Description
We are seeking an experienced Senior Software SDET Test Development Engineer to join our platform SWQA team. As a key member of our team, you will be responsible for the development and execution of NVIDIA HGX/DGX/MGX platform test plans on servers, OS, FW, and CUDA SW stack from design documents. You will install and test various systems, OS, server firmware, and SW stack, drive support for root cause analysis on reliability and validation test failures, build, develop, and debug server and OS level automation front-end and back-end frameworks and tests, review partner and supplier test results, and prescribe additional reliability testing on components, servers, and packaging as needed. You will work in an agile software development team with high production quality standards, manage bug lifecycles, and collaborate with inter-groups to drive solutions. To succeed in this role, you will need a bachelor's degree in a STEM field, 5+ years of proven experience, or a master's degree, and strong server and Linux troubleshooting and debugging experience in a bare-metal and KVM/VMWare/Hyper-V environment. You will also need good knowledge and hands-on experience in model testing, AI tools/frameworks, NLP, and LLM benchmarking, experience in using AI development tools for test plans creation, test cases development, and test cases automation, and strong experience in FW, BMC/OpenBMC, network protocol, internal/external enterprise storage devices, PCIe buses and devices, IO sub-devices, CPU and memory, ACPI, UEFI spec, Redfish. You will also need proven years of experience in GitHub/GitLab/Gerrit, PXE, SLURM, Stack/Kubernetes/Docker. You will be eligible for equity and benefits. Applications for this job will be accepted until April 14, 2026.
You will be responsible for:
- Developing and executing NVIDIA HGX/DGX/MGX platform test plans on servers, OS, FW, and CUDA SW stack from design documents.
- Installing and testing various systems, OS, server firmware, and SW stack.
- Driving support for root cause analysis on reliability and validation test failures.

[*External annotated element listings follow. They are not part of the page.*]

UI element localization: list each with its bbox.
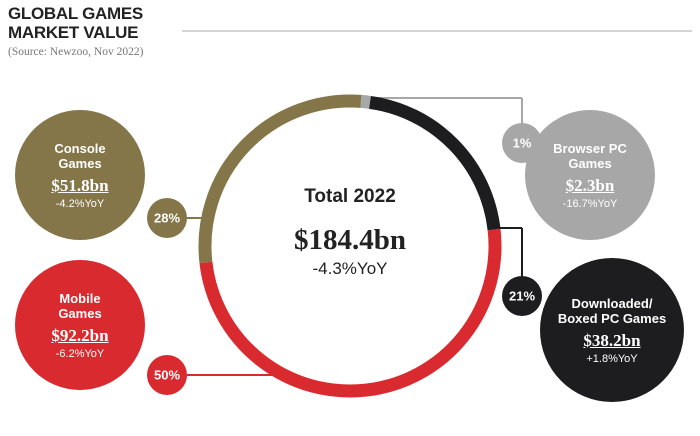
percent-label: 50% bbox=[154, 367, 180, 382]
category-amount: $51.8bn bbox=[51, 175, 109, 195]
category-name: Mobile Games bbox=[58, 290, 102, 321]
bubble-text: Console Games $51.8bn -4.2%YoY bbox=[15, 110, 145, 240]
category-bubble bbox=[540, 258, 684, 402]
center-block: Total 2022 $184.4bn -4.3%YoY bbox=[250, 186, 450, 279]
center-title: Total 2022 bbox=[304, 186, 396, 207]
donut-segment bbox=[360, 94, 371, 109]
category-bubble bbox=[15, 260, 145, 390]
bubble-text: Downloaded/ Boxed PC Games $38.2bn +1.8%Yo… bbox=[540, 258, 684, 402]
category-amount: $92.2bn bbox=[51, 325, 109, 345]
bubble-text: Mobile Games $92.2bn -6.2%YoY bbox=[15, 260, 145, 390]
donut-segment bbox=[369, 95, 501, 231]
category-change: -4.2%YoY bbox=[55, 197, 105, 210]
category-name: Downloaded/ Boxed PC Games bbox=[557, 295, 667, 326]
percent-badge bbox=[147, 355, 187, 395]
category-amount: $2.3bn bbox=[565, 175, 615, 195]
percent-label: 21% bbox=[509, 288, 535, 303]
category-name: Console Games bbox=[54, 140, 106, 171]
chart-title: GLOBAL GAMES MARKET VALUE bbox=[8, 4, 143, 42]
center-value: $184.4bn bbox=[293, 224, 406, 256]
category-name: Browser PC Games bbox=[553, 140, 627, 171]
chart-subtitle: (Source: Newzoo, Nov 2022) bbox=[8, 46, 144, 58]
donut-segment bbox=[198, 94, 362, 264]
category-amount: $38.2bn bbox=[583, 330, 641, 350]
percent-badge bbox=[147, 198, 187, 238]
bubble-text: Browser PC Games $2.3bn -16.7%YoY bbox=[525, 110, 655, 240]
percent-badge bbox=[502, 276, 542, 316]
category-change: +1.8%YoY bbox=[586, 352, 638, 365]
category-change: -16.7%YoY bbox=[562, 197, 618, 210]
center-change: -4.3%YoY bbox=[312, 259, 388, 278]
category-change: -6.2%YoY bbox=[55, 347, 105, 360]
percent-label: 28% bbox=[154, 210, 180, 225]
percent-badge bbox=[502, 123, 542, 163]
percent-label: 1% bbox=[513, 135, 532, 150]
category-bubble bbox=[15, 110, 145, 240]
donut-segment bbox=[199, 228, 502, 398]
category-bubble bbox=[525, 110, 655, 240]
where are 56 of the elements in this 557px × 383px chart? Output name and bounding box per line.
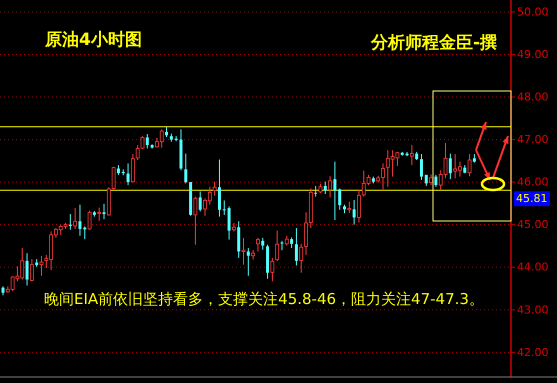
candlestick xyxy=(242,237,246,266)
candlestick xyxy=(410,144,414,166)
candlestick xyxy=(429,174,433,186)
candlestick xyxy=(78,204,82,236)
candlestick xyxy=(184,153,188,184)
candlestick xyxy=(284,235,289,246)
candlestick xyxy=(116,164,120,176)
candlestick xyxy=(83,226,86,240)
candlestick xyxy=(102,203,106,220)
y-tick-label: 43.00 xyxy=(517,303,548,316)
candlestick xyxy=(40,256,44,276)
candlestick xyxy=(198,190,202,212)
text: 分析师程金臣-撰 xyxy=(370,33,497,53)
candlestick xyxy=(275,230,280,262)
candlestick xyxy=(146,134,149,149)
candlestick xyxy=(318,183,322,194)
y-tick-label: 45.00 xyxy=(517,218,548,232)
candlestick xyxy=(434,174,438,188)
candlestick xyxy=(165,126,168,138)
candlestick xyxy=(194,196,198,246)
y-tick-label: 48.00 xyxy=(517,90,548,104)
candlestick xyxy=(256,237,260,252)
candlestick xyxy=(352,199,356,226)
candlestick xyxy=(324,181,327,195)
candlestick xyxy=(290,236,294,249)
candlestick xyxy=(88,210,92,230)
y-tick-label: 49.00 xyxy=(517,48,548,61)
candlestick xyxy=(68,214,72,230)
y-tick-label: 46.00 xyxy=(517,176,548,189)
candlestick xyxy=(328,176,332,198)
candlestick xyxy=(420,154,423,180)
candlestick xyxy=(270,257,274,282)
candlestick xyxy=(261,237,264,250)
candlestick xyxy=(246,248,250,276)
ref-line-label: 45.81 xyxy=(516,192,548,206)
y-tick-label: 44.00 xyxy=(517,260,548,274)
candlestick xyxy=(251,250,256,260)
candlestick xyxy=(73,208,78,230)
candlestick xyxy=(294,228,298,266)
annotation: 晚间EIA前依旧坚持看多，支撑关注45.8-46，阻力关注47-47.3。 xyxy=(44,290,484,308)
candlestick xyxy=(468,154,472,177)
y-tick-label: 50.00 xyxy=(517,5,548,18)
text: 原油4小时图 xyxy=(44,30,142,50)
candlestick xyxy=(218,159,221,218)
candlestick xyxy=(130,154,135,184)
candlestick xyxy=(448,153,452,180)
candlestick xyxy=(212,181,217,196)
y-tick-label: 47.00 xyxy=(517,133,548,146)
candlestick xyxy=(126,162,130,186)
candlestick xyxy=(26,252,29,286)
candlestick xyxy=(314,185,318,198)
y-tick-label: 42.00 xyxy=(517,346,548,359)
candlestick xyxy=(299,243,304,274)
candlestick xyxy=(280,240,284,251)
candlestick xyxy=(347,201,352,214)
candlestick xyxy=(30,258,34,282)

- Building, developing, and debugging server and OS level automation front-end and back-end frameworks and tests.
- Reviewing partner and supplier test results and prescribing additional reliability testing on components, servers, and packaging as needed.
You will need:
- A bachelor's degree in a STEM field.
- 5+ years of proven experience or a master's degree.
- Strong server and Linux troubleshooting and debugging experience in a bare-metal and KVM/VMWare/Hyper-V environment.
- Good knowledge and hands-on experience in model testing, AI tools/frameworks, NLP, and LLM benchmarking.
- Experience in using AI development tools for test plans creation, test cases development, and test cases automation.
- Strong experience in FW, BMC/OpenBMC, network protocol, internal/external enterprise storage devices, PCIe buses and devices, IO sub-devices, CPU and memory, ACPI, UEFI spec, Redfish.
- Proven years of experience in GitHub/GitLab/Gerrit, PXE, SLURM, Stack/Kubernetes/Docker.